Criteria also include a subjective assessment by current members of whether they feel a particular institution is worthy of joining them, with a three-fourths approval vote required for admission.
Georgia Tech made its case by emphasizing the quality of its programs and their breadth, especially the university's emphasis on exploring the ways in which scientific exploration affects public policy, Mr. Peterson said.
That emphasis includes ties between the sciences and the university's schools of public policy and international affairs, Mr. Peterson said. "We have very specific areas that we work in," he said, "and that is really focused on the role and impact of science, technology and engineering on society."
Mr. Peterson came to Georgia Tech last April, after serving three years as chancellor at the University of Colorado at Boulder, another AAU member.
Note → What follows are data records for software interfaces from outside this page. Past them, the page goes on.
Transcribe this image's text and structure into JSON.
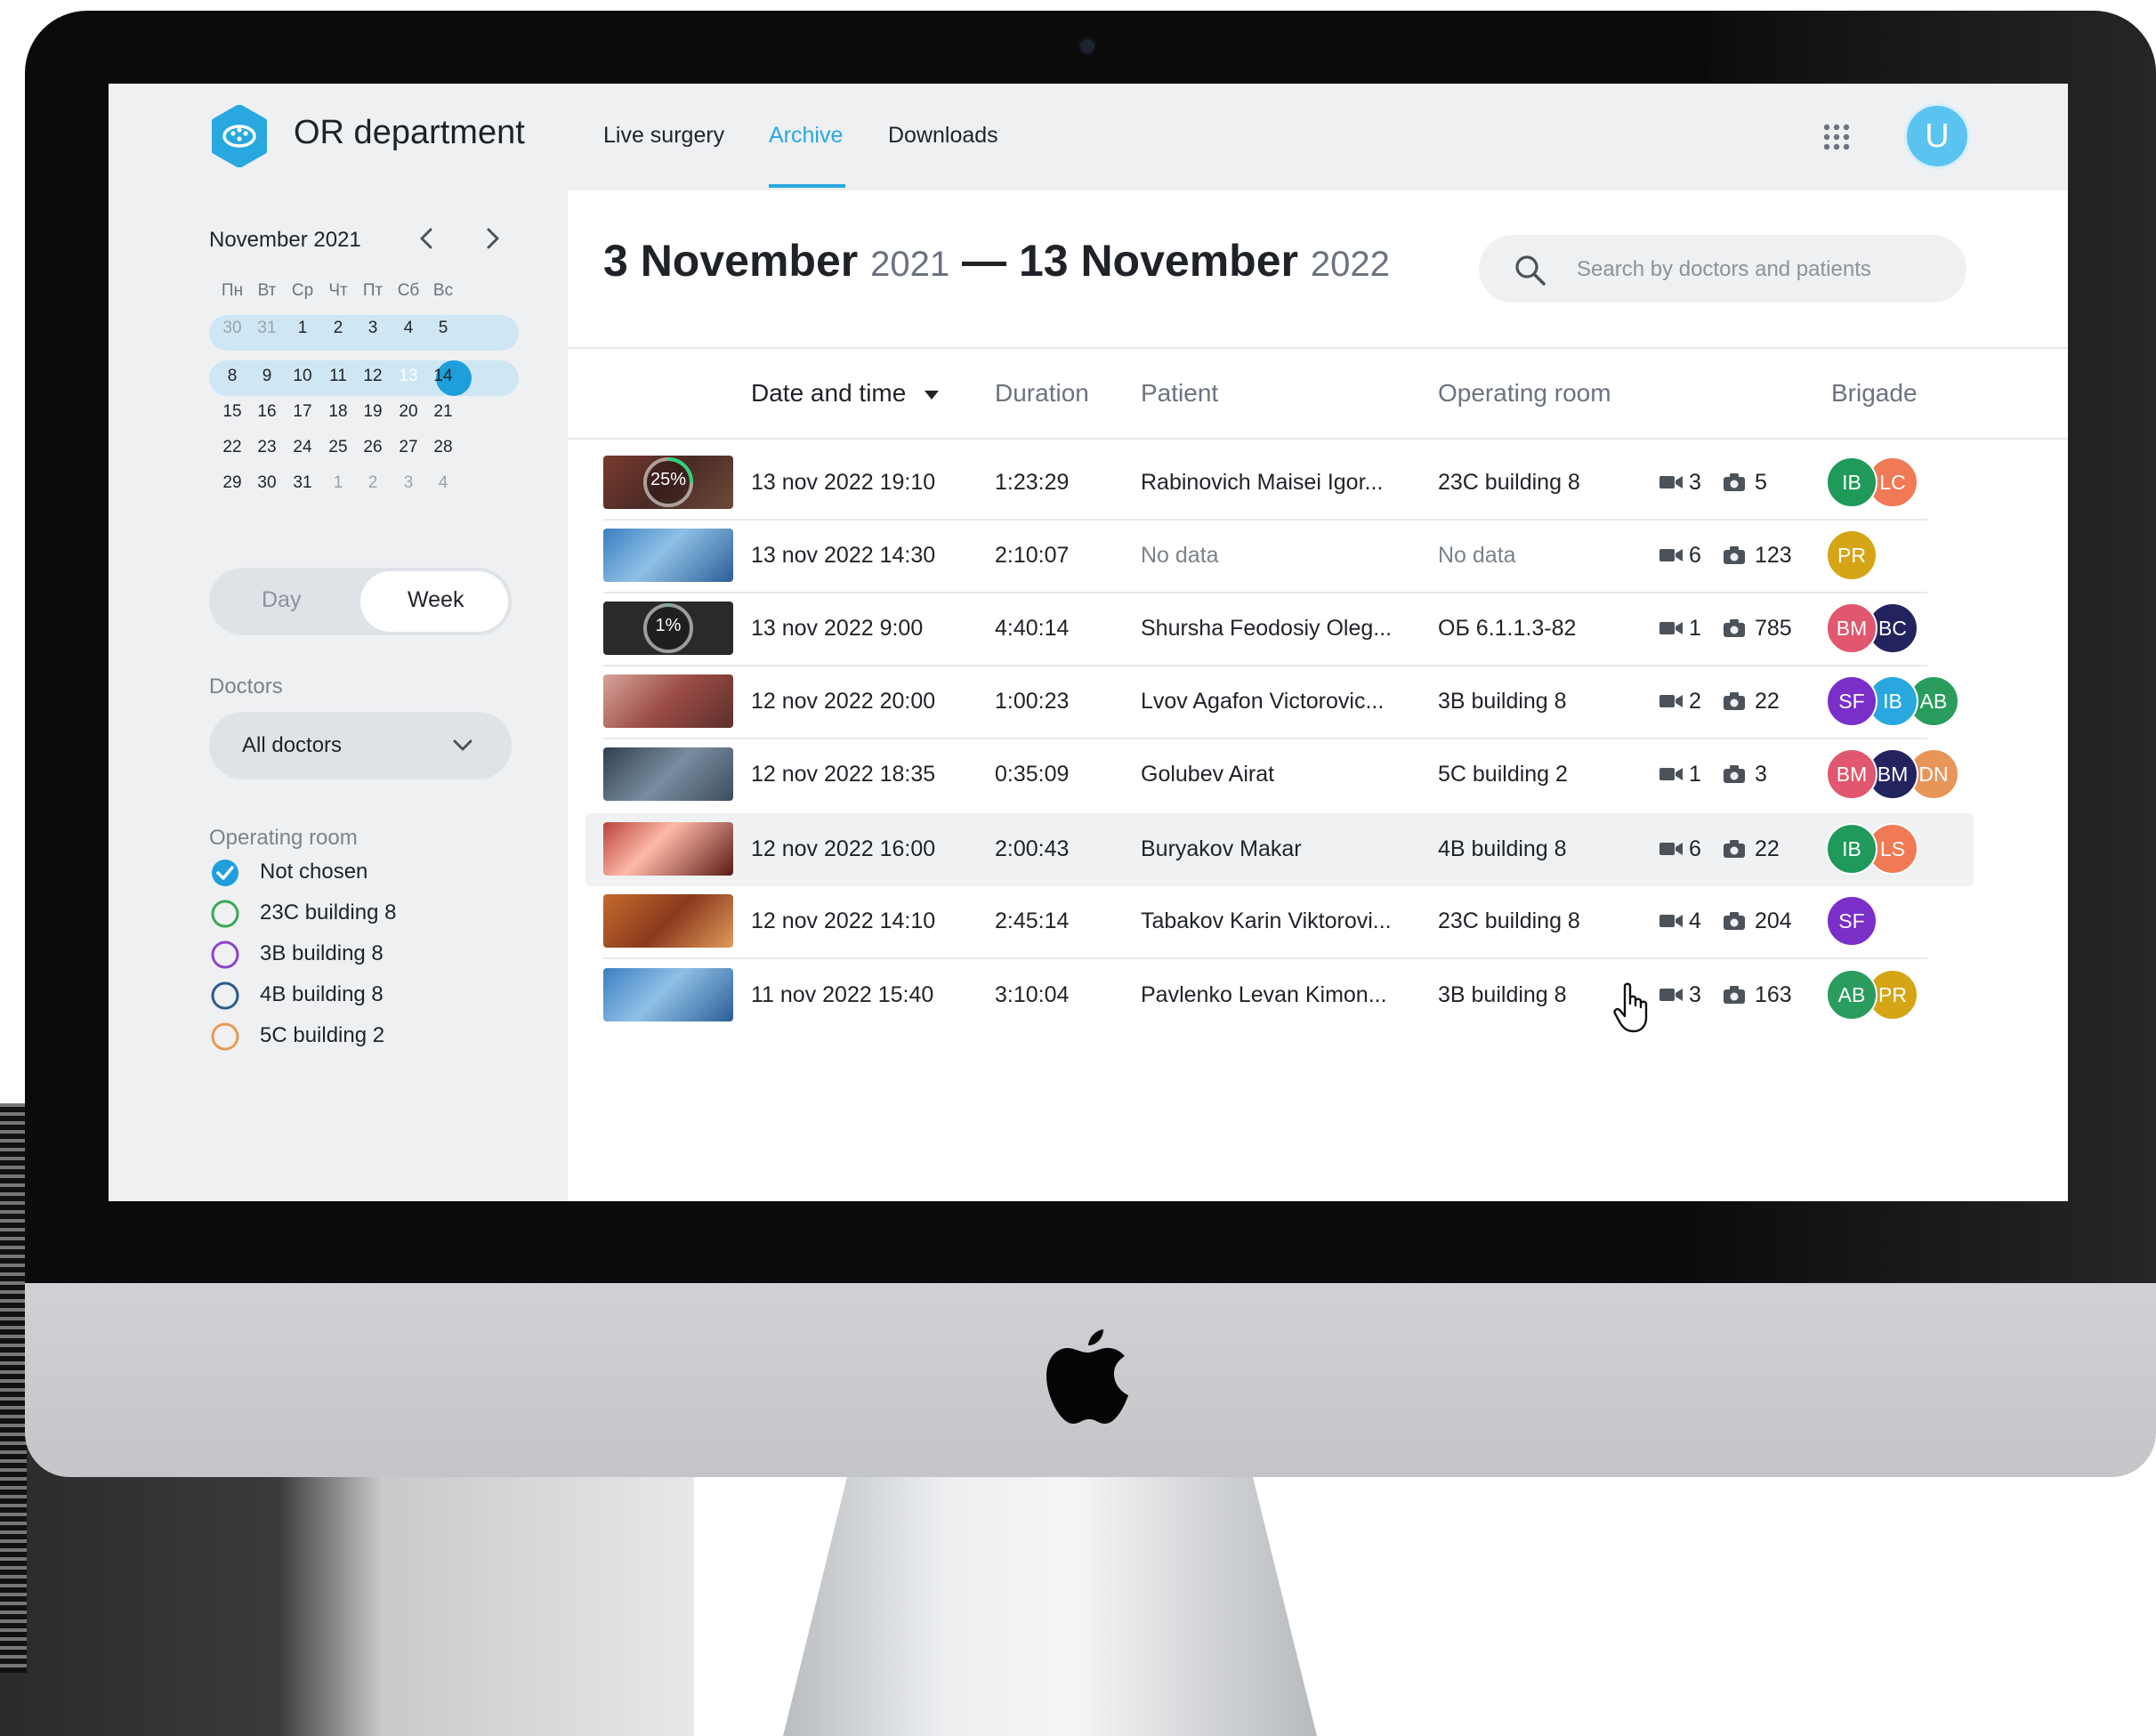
{
  "app": {
    "title": "OR department"
  },
  "nav": [
    {
      "label": "Live surgery",
      "active": false
    },
    {
      "label": "Archive",
      "active": true
    },
    {
      "label": "Downloads",
      "active": false
    }
  ],
  "user": {
    "initial": "U"
  },
  "calendar": {
    "month": "November 2021",
    "weekdays": [
      "Пн",
      "Вт",
      "Ср",
      "Чт",
      "Пт",
      "Сб",
      "Вс"
    ],
    "weeks": [
      [
        "30",
        "31",
        "1",
        "2",
        "3",
        "4",
        "5"
      ],
      [
        "8",
        "9",
        "10",
        "11",
        "12",
        "13",
        "14"
      ],
      [
        "15",
        "16",
        "17",
        "18",
        "19",
        "20",
        "21"
      ],
      [
        "22",
        "23",
        "24",
        "25",
        "26",
        "27",
        "28"
      ],
      [
        "29",
        "30",
        "31",
        "1",
        "2",
        "3",
        "4"
      ]
    ],
    "selected_day": "13"
  },
  "view_toggle": {
    "day": "Day",
    "week": "Week",
    "selected": "Week"
  },
  "filters": {
    "doctors_label": "Doctors",
    "doctors_value": "All doctors",
    "room_label": "Operating room",
    "rooms": [
      {
        "label": "Not chosen",
        "checked": true,
        "color": "#1e9fdc"
      },
      {
        "label": "23C building 8",
        "checked": false,
        "color": "#3aa655"
      },
      {
        "label": "3B building 8",
        "checked": false,
        "color": "#8e44c7"
      },
      {
        "label": "4B building 8",
        "checked": false,
        "color": "#2d5a8c"
      },
      {
        "label": "5C building 2",
        "checked": false,
        "color": "#e89a55"
      }
    ]
  },
  "range": {
    "start": "3 November",
    "start_year": "2021",
    "dash": "—",
    "end": "13 November",
    "end_year": "2022"
  },
  "search": {
    "placeholder": "Search by doctors and patients"
  },
  "table": {
    "columns": [
      "Date and time",
      "Duration",
      "Patient",
      "Operating room",
      "Brigade"
    ],
    "rows": [
      {
        "date": "13 nov 2022 19:10",
        "duration": "1:23:29",
        "patient": "Rabinovich Maisei Igor...",
        "room": "23C building 8",
        "videos": "3",
        "photos": "5",
        "progress": "25%",
        "progress_value": 0.25,
        "thumb": "processing",
        "brigade": [
          {
            "i": "IB",
            "c": "#1f9a5a"
          },
          {
            "i": "LC",
            "c": "#f07a55"
          }
        ]
      },
      {
        "date": "13 nov 2022 14:30",
        "duration": "2:10:07",
        "patient": "No data",
        "room": "No data",
        "videos": "6",
        "photos": "123",
        "thumb": "blue",
        "brigade": [
          {
            "i": "PR",
            "c": "#d4a514"
          }
        ]
      },
      {
        "date": "13 nov 2022 9:00",
        "duration": "4:40:14",
        "patient": "Shursha Feodosiy Oleg...",
        "room": "ОБ 6.1.1.3-82",
        "videos": "1",
        "photos": "785",
        "progress": "1%",
        "progress_value": 0.01,
        "thumb": "dark",
        "brigade": [
          {
            "i": "BM",
            "c": "#e0576f"
          },
          {
            "i": "BC",
            "c": "#23245f"
          }
        ]
      },
      {
        "date": "12 nov 2022 20:00",
        "duration": "1:00:23",
        "patient": "Lvov Agafon Victorovic...",
        "room": "3B building 8",
        "videos": "2",
        "photos": "22",
        "thumb": "warm",
        "brigade": [
          {
            "i": "SF",
            "c": "#7a2fc9"
          },
          {
            "i": "IB",
            "c": "#29a8e0"
          },
          {
            "i": "AB",
            "c": "#2a9c5e"
          }
        ]
      },
      {
        "date": "12 nov 2022 18:35",
        "duration": "0:35:09",
        "patient": "Golubev Airat",
        "room": "5C building 2",
        "videos": "1",
        "photos": "3",
        "thumb": "room",
        "brigade": [
          {
            "i": "BM",
            "c": "#e0576f"
          },
          {
            "i": "BM",
            "c": "#23245f"
          },
          {
            "i": "DN",
            "c": "#e8955a"
          }
        ]
      },
      {
        "date": "12 nov 2022 16:00",
        "duration": "2:00:43",
        "patient": "Buryakov Makar",
        "room": "4B building 8",
        "videos": "6",
        "photos": "22",
        "thumb": "red",
        "hover": true,
        "brigade": [
          {
            "i": "IB",
            "c": "#1f9a5a"
          },
          {
            "i": "LS",
            "c": "#f07a55"
          }
        ]
      },
      {
        "date": "12 nov 2022 14:10",
        "duration": "2:45:14",
        "patient": "Tabakov Karin Viktorovi...",
        "room": "23C building 8",
        "videos": "4",
        "photos": "204",
        "thumb": "orange",
        "brigade": [
          {
            "i": "SF",
            "c": "#7a2fc9"
          }
        ]
      },
      {
        "date": "11 nov 2022 15:40",
        "duration": "3:10:04",
        "patient": "Pavlenko Levan Kimon...",
        "room": "3B building 8",
        "videos": "3",
        "photos": "163",
        "thumb": "blue",
        "brigade": [
          {
            "i": "AB",
            "c": "#2a9c5e"
          },
          {
            "i": "PR",
            "c": "#d4a514"
          }
        ]
      }
    ]
  },
  "colors": {
    "accent": "#29a8e0",
    "sidebar_bg": "#eef0f2",
    "text": "#1f2328",
    "muted": "#6b7280"
  }
}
He said that he couldn't necessarily identify a specific benefit that the Boulder campus gained from AAU membership, though he cited possible examples as including intensive discussions among members about security options following the April 2007 shootings at Virginia Tech, as well as assessments of the economic stimulus measure approved last year by Congress.
Although the AAU doesn't accept applications, Georgia Tech made some lobbying efforts over the years, Mr. Peterson said. "I'd be a little disingenuous if I said that we just ignored this question, quite honestly, and didn't pay any attention to it," he said.
Mr. Berdahl said AAU members have "been watching Georgia Tech for some time," and had intended to wait for the National Research Council to issue a national review of graduate programs before making a final decision about any possible new candidates.
That review, however, has been delayed several times and is still not complete. Mr. Berdahl said that, for Georgia Tech, the AAU "concluded that we had gathered enough data that we didn't think that anything that might appear in the NRC would be contradictory to that and that we couldn't wait longer, and we should go forward."